0.0 and -0.0 in Java (IEEE 754)

Question

Java is totally compatible with IEEE 754 right? But I'm confused about how java decide the sign of float point addition and substraction.

Here is my test result：

double a = -1.5;
double b = 0.0;
double c = -0.0;
System.out.println(b * a);  //-0.0
System.out.println(c * a);  //0.0
System.out.println(b + b);  //0.0
System.out.println(c + b);  //0.0
System.out.println(b + c);  //0.0
System.out.println(b - c);  //0.0
System.out.println(c - b);  //-0.0
System.out.println(c + c);  //-0.0

I think in the multiplication and division, the sign is decided like: sign(a) xor sign(b), but I wonder why 0.0 + -0.0 = 0.0, how does Java decide the sign in addition and substraction? Is it described in IEEE 754?

Also I found Java can somehow distinguish the similarities between 0.0 and -0.0, since

System.out.println(c == b);    //true
System.out.println(b == c);    //true

How does "==" in java works? Is it treated as a special case?

Answer 1

There's nothing here specific to Java, it's specified by IEEE754.

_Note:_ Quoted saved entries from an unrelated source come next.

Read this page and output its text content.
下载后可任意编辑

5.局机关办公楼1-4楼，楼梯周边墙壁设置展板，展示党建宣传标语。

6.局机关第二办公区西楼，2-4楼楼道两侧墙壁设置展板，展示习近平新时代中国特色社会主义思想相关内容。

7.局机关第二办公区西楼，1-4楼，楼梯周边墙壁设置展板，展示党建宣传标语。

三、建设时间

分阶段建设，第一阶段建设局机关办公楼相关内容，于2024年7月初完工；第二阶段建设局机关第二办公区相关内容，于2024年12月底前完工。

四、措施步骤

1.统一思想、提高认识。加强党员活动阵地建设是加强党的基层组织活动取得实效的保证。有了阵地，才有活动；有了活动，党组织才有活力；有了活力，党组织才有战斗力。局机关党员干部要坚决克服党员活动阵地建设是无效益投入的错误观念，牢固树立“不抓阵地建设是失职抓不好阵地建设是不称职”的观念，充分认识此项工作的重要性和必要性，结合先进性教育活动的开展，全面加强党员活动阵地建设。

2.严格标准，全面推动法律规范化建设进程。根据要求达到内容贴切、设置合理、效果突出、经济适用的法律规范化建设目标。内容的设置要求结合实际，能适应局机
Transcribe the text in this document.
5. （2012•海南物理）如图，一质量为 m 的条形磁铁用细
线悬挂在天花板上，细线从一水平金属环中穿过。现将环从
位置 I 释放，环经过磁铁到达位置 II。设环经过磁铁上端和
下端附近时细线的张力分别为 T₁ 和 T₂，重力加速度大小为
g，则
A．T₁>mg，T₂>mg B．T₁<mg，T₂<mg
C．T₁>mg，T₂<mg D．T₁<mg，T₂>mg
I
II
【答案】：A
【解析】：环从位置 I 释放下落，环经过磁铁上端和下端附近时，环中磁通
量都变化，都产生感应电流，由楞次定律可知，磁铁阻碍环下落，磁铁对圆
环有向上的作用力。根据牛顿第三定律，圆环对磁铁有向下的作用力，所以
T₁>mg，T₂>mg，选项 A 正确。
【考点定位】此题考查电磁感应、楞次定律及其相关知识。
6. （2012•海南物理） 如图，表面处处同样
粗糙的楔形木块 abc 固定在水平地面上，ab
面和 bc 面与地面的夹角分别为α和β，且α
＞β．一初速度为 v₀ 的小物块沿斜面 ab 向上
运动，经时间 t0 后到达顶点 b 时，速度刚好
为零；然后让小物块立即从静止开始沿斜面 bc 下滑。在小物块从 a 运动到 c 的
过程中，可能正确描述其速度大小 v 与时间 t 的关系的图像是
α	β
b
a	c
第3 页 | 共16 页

From the wikipedia article on the negative zero :

According to the IEEE 754 standard, negative zero and positive zero should compare as equal with the usual (numerical) comparison operators, like the == operators of C and Java.

So the following numbers compare equal:

(+0) - (-0) == +0

You'll get the same behavior in all modern languages when dealing with raw floating point numbers.

Answer 2

IEEE754 specifies a signed zero. That is, -0.0 and +0.0 are represented individually.

They are defined to compare true on equality.

Java is implementing this correctly.